How does one depict a love story bumbling with contradictions? When the two have already gone through several clashes over the respective individual construction of the self within the marriage, does it invest the relationship with newfound strength and vitality, or does it focalize its limitations further? If one cannot escape the intense love for the other despite finding the relationship too overbearing, how do they keep going? At what point do they make the decision of sticking through and once made, how do they assess the space they have within the relationship?
These are some of the rich, deeply felt questions Alix Blair brings up in her documentary “Helen and the Bear.” None of these have any easy, direct answers but only steadfastly gesture to the frequently conflicted identities of people, both individually and in relation to the other. We may not find pleasure in succeeding to connect dots or fully unload and release what we must but we can take some degree of comfort in our having tried nevertheless.
“Helen and the Bear” delves into the relationship between her aunt and uncle, Helen and Paul ‘Pete’ McCloskey, who served in Congress from 1967 to 1983. Pete, or Bear, as Helen fondly calls him, started out as a Republican but grew increasingly disaffected by the party’s brand of politics, emerging as one of the earliest vocal opponents of the Vietnam War. He was also among the first to rally for Nixon’s impeachment in the wake of the Watergate scandal.
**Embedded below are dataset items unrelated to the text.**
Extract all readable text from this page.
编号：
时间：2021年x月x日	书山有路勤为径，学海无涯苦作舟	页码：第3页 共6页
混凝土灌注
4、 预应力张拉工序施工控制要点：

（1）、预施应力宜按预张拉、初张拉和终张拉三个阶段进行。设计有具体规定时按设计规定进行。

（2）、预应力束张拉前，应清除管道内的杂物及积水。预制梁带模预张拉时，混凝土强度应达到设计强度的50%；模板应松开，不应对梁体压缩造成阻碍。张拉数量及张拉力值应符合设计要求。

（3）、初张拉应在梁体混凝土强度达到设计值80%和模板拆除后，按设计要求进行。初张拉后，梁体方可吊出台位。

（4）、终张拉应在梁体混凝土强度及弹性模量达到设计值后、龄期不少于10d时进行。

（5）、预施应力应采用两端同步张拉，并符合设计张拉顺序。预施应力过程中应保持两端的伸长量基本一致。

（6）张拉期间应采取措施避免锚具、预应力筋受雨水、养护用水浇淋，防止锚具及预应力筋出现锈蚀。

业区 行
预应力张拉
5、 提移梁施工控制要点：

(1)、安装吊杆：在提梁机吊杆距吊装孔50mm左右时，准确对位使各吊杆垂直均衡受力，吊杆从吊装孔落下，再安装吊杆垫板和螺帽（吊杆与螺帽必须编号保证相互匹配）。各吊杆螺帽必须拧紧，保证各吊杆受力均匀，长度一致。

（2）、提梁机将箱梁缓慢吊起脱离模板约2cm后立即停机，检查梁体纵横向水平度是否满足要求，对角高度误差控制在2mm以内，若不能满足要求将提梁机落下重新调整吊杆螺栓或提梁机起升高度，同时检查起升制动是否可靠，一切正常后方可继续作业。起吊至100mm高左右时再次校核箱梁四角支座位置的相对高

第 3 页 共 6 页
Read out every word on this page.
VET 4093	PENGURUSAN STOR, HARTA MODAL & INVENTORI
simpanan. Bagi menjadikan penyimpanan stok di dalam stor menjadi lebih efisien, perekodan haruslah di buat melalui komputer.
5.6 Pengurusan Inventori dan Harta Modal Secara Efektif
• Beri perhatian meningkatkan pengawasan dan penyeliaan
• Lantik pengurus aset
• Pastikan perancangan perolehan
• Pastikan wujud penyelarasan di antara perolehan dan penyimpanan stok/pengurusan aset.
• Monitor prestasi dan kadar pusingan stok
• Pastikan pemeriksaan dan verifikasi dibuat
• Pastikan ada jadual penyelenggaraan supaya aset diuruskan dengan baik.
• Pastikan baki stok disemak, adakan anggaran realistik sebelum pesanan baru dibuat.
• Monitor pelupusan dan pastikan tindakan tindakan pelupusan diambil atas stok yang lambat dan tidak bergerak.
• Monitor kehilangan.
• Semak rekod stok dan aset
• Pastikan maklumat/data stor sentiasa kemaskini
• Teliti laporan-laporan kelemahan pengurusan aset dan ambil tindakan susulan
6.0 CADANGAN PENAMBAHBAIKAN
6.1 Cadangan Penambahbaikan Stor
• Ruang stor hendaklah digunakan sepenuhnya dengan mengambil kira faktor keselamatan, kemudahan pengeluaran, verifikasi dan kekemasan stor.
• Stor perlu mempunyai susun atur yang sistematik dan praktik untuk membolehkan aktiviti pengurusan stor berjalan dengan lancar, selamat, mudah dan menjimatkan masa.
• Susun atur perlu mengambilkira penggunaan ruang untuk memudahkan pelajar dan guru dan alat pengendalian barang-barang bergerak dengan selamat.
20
As much as he asserted his radical, unusual individuality, standing apart from the political consensus and ultimately switching to the Democrats, it had profound effects on his partners.
The film also highlights the interplay between loneliness and companionship. Helen is confronted by the realization of how stifling her marriage can be and whether she can imagine a life outside the one surrounding Pete. They have been together for thirty-seven years. She shudders at the thought that she may outlive him and will have to crawl into bed without him by her side. Blair presents an utterly fascinating deep dive into a marriage that Helen admits has been non-traditional.
There have been deep upsets, resentments, fracturing emotional distance, and a once-hovering possibility of estrangement. Ultimately, however, Helen and Pete are so connected at a fundamental level of being that their relationship overrides threats of absolute breakage. It’s a special kind of bond that has weathered a whole bunch of issues that would otherwise topple any other regular relationship.
Pete’s daughter from his first marriage calls theirs one of the best love stories. She wonders how Helen puts up with him. He confesses he, too, is. She adds that their romance may not always make sense, but Helen taught him how to love, which he couldn’t particularly show in his first marriage. The daughter acknowledges the hurt when her father didn’t even inform her or her siblings of his remarriage.
Pete is in the twilight of his life, and when we enter the film, his political career has more or less faded, albeit his appetite for it isn’t. It doesn’t take much to gauge how being with a man like him can drown out one’s own identity. He is always surging forth, often without little care for those who love him. The film distinguishes that it isn’t like he reduces his love over time, but he is too careless with it, taking people for granted and wilfully assuming everyone will be eager to be at his side constantly, no matter if the act erodes them completely. His first wife couldn’t endure the immensity of his shadow.
This is what Helen, too, struggled with, becoming acutely familiar with the inevitable strain being a diplomat’s partner attracts. Helen’s journal entries reiterate how unfree she felt in many years of their marriage. Through the journals, we also get a peek into her childhood. As a kid and well into her adulthood, she wasn’t someone too comfortable in her femininity. Helen learned she had to repress it for the sake of the public life and status that eventually revolved around her family and Pete. The documentary is told with heaps of vulnerability, candor, warmth, and affectionate acceptance of love’s vicissitudes, chafing at a thirst for independence.